The UK pensions industry is in "desperate need" of innovation in accumulation after pension freedoms, both from providers and financial advisers, experts have warned.

Adrian Boulding, director of policy at master trust Now: Pensions, argued the ‘dash for cash’ wasn’t just a consequence of introducing pension freedoms, and even those who are opting for drawdown aren't doing so sustainably.

Figures from the Financial Conduct Authority (FCA) show around 600,000 pension pots are being accessed each year.

Seven in 10 savers accessing pension money for the first time are aged less than 64 and nearly two-thirds of funds accessed are valued at less than £30,000.

Some 85 per cent of funds worth less than £10,000 and 61 per cent of funds worth £10,000 to £30,000 are being taken as full cash withdrawals.

Mr Boulding said: "For those that don't cash it all in one go, the average rate of drawdown is to take 8 per cent of your pot each year.

"You don't need to be an actuary to realise that with the average length of retirement being nearly 25 years, the money simply won’t last that long.

"After 30 years in the pensions industry I now feel we may need to rename our industry to something else, like the 'save till 55 and then cash it all in' industry."
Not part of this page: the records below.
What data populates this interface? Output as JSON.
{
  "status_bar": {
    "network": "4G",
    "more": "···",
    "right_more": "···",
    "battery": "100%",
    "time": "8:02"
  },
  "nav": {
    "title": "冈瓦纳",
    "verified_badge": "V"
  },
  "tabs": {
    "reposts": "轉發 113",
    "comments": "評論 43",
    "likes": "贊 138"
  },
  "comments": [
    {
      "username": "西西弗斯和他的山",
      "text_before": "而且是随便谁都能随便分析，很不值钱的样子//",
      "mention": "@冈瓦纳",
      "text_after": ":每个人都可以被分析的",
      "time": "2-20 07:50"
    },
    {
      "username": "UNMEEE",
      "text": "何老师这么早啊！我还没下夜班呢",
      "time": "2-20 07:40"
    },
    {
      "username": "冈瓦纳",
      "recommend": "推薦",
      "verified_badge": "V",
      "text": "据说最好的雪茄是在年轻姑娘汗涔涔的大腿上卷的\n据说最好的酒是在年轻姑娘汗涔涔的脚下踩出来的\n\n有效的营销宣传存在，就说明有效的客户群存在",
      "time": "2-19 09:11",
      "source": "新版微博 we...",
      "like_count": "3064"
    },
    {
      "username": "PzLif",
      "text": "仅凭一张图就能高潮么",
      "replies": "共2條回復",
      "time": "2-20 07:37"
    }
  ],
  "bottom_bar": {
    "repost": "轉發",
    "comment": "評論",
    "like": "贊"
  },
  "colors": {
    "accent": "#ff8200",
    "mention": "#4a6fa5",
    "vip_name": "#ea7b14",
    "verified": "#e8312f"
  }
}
He argued that the UK "desperately needs some innovation in decumulation, to deliver the retirement income products that people will actually want to buy".

He added: "It is a problem that is just a little too early yet for auto enrolment master trusts as our average pots are currently small, but it is one we will definitely need to turn our attention to in the future."

The FCA will be launching its consultation on drawdown investment pathways in January, which will lay out the rules for providers to offer their customers easy to access ready-made drawdown investment products, in a bid to prevent them from sticking their money into cash.

Ian Browne, pensions expert at Quilter, said this is a practical suggestion from the regulator.

He said: "However, while this is a good idea, there should be no doubt in anyone's mind that it will still require a customer's ongoing input and is not a silver bullet."

For Gregg McClymont, director of policy at B&CE, provider of The People's Pension, master trusts "should have an opportunity to deliver to and through retirement solutions by enabling members to undertake scheme drawdown".

He said: "This route leads to institutional pricing (i.e. low) and professional investment management which can deploy the advantages of scale and a cashflow positive funding position.

"We welcome further government and regulator work in this area."

Rachel Vahey, product technical manager at Nucleus, argued that drawdown also brings new challenges for financial advisers.

According to data published by the FCA in September, 69 per cent of pots first entering drawdown are from advised clients.

She said: "The number and range of people choosing drawdown is increasing fast, putting more pressure on advisers and planners to formulate a strategy on how they want to both charge for this business steam and manage the workload, both the initial decision and annual reviews."